Written while Mary Shelley was in a self-imposed lockdown after the loss of her husband and children, and in the wake of intersecting crises including the climate-changing Mount Tambora eruption and a raging cholera outbreak, The Last Man (1826) is the first end-of-mankind novel, an early work of climate fiction, and a prophetic depiction of environmental change.

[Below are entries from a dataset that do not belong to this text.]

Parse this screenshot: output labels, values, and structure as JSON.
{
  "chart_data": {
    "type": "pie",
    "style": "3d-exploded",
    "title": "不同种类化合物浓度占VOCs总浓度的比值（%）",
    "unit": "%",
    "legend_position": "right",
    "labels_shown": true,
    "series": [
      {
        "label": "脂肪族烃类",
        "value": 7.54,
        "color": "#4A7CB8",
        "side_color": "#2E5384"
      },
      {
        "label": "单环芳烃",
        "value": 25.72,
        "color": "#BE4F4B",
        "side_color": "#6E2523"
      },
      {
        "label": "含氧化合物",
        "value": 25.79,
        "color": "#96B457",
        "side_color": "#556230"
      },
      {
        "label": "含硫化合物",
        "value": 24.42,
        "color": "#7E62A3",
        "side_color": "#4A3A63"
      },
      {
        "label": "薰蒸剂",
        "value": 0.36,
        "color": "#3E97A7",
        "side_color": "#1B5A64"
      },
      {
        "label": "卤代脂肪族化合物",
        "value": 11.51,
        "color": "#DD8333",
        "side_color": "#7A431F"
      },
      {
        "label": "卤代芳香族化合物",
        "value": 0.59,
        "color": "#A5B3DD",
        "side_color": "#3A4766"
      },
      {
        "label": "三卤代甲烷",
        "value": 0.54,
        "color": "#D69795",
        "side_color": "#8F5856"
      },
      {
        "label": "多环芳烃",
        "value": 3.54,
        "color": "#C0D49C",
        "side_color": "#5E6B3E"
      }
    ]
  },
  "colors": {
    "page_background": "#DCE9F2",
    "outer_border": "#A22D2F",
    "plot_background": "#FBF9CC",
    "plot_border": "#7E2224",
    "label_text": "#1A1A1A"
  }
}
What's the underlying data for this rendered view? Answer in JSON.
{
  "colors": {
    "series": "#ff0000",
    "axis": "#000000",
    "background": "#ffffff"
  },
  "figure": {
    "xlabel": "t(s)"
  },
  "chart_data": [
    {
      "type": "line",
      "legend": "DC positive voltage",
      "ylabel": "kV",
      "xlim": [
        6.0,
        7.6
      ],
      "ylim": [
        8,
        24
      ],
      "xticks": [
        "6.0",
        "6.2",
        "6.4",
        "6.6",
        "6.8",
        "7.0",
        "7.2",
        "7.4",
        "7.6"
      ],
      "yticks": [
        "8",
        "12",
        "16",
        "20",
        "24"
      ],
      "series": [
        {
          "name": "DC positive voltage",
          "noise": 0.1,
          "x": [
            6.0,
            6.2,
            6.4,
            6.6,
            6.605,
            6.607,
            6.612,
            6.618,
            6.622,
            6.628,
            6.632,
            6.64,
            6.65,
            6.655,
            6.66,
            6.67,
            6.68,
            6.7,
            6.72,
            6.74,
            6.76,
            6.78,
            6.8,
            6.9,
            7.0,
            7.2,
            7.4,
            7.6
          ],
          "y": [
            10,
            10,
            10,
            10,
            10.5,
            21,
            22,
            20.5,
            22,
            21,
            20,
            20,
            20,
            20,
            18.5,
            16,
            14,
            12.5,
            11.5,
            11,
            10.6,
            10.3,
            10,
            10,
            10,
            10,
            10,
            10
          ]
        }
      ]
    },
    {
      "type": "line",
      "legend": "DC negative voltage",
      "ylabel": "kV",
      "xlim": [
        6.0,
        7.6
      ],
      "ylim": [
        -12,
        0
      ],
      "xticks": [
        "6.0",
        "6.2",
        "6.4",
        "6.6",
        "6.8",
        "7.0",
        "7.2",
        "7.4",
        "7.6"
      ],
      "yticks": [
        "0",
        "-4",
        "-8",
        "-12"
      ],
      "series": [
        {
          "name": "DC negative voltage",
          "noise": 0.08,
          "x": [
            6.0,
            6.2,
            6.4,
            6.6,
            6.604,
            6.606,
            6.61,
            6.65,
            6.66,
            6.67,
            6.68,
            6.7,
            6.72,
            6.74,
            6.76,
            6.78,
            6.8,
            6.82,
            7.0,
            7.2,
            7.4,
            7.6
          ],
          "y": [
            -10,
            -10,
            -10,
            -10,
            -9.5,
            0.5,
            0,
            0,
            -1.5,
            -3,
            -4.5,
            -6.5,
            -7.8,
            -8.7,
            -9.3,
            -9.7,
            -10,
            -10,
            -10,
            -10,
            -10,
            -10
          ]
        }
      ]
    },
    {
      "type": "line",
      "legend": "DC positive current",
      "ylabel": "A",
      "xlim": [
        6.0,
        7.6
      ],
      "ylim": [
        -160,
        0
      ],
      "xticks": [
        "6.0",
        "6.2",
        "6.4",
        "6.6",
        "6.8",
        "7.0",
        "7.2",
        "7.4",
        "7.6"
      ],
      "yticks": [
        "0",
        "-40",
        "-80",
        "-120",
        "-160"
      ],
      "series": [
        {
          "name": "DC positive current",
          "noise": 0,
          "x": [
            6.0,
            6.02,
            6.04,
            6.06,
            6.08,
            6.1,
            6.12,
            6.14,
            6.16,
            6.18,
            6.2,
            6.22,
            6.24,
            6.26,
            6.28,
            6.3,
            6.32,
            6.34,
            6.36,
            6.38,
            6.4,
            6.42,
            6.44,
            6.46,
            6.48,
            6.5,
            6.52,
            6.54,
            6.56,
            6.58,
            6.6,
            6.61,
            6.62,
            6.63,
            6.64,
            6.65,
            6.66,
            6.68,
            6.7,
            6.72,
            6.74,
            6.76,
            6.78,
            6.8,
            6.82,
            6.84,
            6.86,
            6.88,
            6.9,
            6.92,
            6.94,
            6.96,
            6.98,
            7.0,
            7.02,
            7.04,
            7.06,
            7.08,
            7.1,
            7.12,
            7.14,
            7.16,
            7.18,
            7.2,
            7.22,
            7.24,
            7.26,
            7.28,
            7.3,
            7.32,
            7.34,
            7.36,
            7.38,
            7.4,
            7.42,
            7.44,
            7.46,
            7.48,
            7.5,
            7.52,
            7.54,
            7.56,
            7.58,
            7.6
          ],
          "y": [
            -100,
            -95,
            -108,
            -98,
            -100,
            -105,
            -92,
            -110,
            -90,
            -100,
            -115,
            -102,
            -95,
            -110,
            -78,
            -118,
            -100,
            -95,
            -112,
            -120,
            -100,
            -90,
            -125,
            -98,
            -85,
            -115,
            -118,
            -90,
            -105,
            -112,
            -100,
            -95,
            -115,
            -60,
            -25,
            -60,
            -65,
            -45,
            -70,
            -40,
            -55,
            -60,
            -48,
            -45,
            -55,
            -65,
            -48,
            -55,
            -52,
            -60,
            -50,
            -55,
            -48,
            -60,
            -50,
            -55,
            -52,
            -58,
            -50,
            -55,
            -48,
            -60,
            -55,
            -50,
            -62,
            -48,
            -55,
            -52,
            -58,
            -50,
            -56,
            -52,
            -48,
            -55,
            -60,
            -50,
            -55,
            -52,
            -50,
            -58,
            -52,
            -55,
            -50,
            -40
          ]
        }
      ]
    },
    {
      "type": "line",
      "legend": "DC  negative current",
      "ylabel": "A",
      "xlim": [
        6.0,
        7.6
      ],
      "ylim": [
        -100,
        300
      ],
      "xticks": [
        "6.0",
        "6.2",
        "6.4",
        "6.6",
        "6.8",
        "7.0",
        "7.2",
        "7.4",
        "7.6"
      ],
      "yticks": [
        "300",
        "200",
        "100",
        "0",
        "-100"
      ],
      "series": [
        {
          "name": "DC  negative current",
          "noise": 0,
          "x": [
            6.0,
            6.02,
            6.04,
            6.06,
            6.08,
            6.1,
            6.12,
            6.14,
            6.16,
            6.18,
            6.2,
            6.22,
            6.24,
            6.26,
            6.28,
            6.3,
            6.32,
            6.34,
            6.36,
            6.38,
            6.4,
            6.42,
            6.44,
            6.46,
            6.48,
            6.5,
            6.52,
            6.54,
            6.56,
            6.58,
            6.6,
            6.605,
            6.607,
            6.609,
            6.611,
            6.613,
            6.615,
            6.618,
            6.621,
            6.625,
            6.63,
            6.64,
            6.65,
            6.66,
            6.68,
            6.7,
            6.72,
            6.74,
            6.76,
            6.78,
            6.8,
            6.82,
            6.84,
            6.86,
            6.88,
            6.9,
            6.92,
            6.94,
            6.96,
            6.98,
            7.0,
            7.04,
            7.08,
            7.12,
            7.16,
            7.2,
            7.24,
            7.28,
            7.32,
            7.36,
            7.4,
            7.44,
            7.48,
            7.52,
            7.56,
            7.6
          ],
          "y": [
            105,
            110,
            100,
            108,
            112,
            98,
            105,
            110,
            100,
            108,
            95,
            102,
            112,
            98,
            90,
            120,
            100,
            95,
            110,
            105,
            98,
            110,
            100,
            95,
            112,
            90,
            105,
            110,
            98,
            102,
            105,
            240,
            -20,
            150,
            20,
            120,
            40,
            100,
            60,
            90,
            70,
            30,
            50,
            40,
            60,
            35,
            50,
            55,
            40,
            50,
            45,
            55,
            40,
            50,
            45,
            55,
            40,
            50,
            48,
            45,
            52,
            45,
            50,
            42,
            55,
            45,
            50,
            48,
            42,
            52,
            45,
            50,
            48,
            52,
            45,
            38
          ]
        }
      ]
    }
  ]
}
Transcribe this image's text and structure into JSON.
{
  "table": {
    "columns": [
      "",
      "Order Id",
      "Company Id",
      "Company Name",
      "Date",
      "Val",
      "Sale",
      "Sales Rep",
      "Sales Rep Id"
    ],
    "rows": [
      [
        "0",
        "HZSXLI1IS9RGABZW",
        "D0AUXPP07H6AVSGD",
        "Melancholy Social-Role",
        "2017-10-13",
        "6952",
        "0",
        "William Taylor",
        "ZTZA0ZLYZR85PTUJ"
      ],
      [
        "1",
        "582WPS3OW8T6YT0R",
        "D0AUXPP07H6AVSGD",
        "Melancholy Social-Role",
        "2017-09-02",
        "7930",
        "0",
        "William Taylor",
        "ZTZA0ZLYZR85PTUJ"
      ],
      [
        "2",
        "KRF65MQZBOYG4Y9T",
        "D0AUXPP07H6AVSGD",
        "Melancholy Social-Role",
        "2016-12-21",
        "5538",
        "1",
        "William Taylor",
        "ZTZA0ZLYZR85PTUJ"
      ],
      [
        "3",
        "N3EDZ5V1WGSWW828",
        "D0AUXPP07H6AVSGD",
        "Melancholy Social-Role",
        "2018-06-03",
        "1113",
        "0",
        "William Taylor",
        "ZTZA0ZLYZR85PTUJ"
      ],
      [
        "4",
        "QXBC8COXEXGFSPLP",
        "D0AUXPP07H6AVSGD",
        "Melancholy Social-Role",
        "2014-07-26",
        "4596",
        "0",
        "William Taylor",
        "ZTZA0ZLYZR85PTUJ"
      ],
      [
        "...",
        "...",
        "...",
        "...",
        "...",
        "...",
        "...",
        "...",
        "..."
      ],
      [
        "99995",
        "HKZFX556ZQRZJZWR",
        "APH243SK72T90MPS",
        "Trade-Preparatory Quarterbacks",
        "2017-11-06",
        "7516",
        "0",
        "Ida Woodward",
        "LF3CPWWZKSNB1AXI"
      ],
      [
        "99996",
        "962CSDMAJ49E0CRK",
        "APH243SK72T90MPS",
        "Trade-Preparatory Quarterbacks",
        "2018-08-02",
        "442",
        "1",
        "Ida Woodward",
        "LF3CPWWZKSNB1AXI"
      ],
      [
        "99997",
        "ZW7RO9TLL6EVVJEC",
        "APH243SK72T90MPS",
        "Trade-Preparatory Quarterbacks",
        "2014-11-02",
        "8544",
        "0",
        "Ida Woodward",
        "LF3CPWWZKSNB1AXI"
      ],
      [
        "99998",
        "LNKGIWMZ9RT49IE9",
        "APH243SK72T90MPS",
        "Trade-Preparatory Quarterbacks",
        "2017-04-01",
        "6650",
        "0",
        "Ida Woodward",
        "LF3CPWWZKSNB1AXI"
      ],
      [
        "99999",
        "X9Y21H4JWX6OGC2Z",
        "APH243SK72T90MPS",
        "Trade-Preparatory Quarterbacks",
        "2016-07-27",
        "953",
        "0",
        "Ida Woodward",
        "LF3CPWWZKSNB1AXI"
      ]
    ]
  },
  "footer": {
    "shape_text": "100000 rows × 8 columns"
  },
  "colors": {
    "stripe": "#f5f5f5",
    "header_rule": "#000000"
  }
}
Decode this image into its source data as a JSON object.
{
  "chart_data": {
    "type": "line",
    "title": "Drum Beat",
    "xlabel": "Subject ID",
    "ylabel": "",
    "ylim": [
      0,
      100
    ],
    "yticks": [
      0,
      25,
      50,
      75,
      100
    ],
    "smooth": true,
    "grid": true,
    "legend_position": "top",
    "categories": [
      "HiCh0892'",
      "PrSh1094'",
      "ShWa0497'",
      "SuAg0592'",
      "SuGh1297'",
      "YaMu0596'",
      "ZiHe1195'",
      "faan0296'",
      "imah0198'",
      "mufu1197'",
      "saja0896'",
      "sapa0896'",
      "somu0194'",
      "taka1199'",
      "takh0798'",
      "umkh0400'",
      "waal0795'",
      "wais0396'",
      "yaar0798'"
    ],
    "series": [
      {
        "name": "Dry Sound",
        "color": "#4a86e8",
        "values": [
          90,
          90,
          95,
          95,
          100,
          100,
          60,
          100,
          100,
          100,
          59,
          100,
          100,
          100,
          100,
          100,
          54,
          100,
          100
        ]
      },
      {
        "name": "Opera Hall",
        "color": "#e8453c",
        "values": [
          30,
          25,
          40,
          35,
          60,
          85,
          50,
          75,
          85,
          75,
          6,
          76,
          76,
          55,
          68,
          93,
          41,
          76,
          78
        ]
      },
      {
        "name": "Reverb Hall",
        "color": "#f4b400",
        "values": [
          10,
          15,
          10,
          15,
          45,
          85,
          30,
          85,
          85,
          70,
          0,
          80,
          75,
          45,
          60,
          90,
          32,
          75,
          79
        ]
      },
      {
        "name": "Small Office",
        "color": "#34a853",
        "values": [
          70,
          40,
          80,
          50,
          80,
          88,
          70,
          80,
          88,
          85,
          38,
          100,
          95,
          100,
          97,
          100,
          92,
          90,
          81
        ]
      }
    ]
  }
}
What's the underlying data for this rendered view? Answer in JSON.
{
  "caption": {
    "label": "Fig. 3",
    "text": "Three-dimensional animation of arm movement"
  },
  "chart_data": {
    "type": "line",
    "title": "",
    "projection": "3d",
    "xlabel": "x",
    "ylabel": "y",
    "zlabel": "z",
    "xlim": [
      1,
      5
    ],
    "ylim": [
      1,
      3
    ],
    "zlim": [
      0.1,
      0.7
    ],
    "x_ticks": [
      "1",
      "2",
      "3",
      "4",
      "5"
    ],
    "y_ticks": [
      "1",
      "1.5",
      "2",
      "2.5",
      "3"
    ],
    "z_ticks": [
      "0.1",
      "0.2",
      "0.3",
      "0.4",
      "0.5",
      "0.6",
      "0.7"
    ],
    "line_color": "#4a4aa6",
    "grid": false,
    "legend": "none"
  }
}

Set in the late twenty-first century, the book tells of a deadly pandemic that leaves a lone survivor, and follows his journey through a post-apocalyptic world that's devoid of humanity and reclaimed by nature. But rather than give in to despair, Shelley uses the now-ubiquitous end-times plot to imagine a new world where freshly-formed communities and alternative ways of being stand in for self-important politicians serving corrupt institutions, and where nature reigns mightily over humanity--a timely message for our current era of climate collapse and political upheaval.

Brimming with political intrigue and love triangles around characters based on Percy Shelley and scandal-dogged poet Lord Byron, the novel also broaches partisan dysfunction, imperial warfare, refugee crises, and economic collapse--and brings the legacy of her radically progressive parents, William Godwin and Mary Wollstonecraft, to bear on present-day questions about making a better world less centered around "man."

Shelley's second major novel after Frankenstein, The Last Man casts a half-skeptical eye on romantic ideals of utopian perfection and natural plenitude while looking ahead to a greener future in which our species develops new relationships with non-human life and the planet.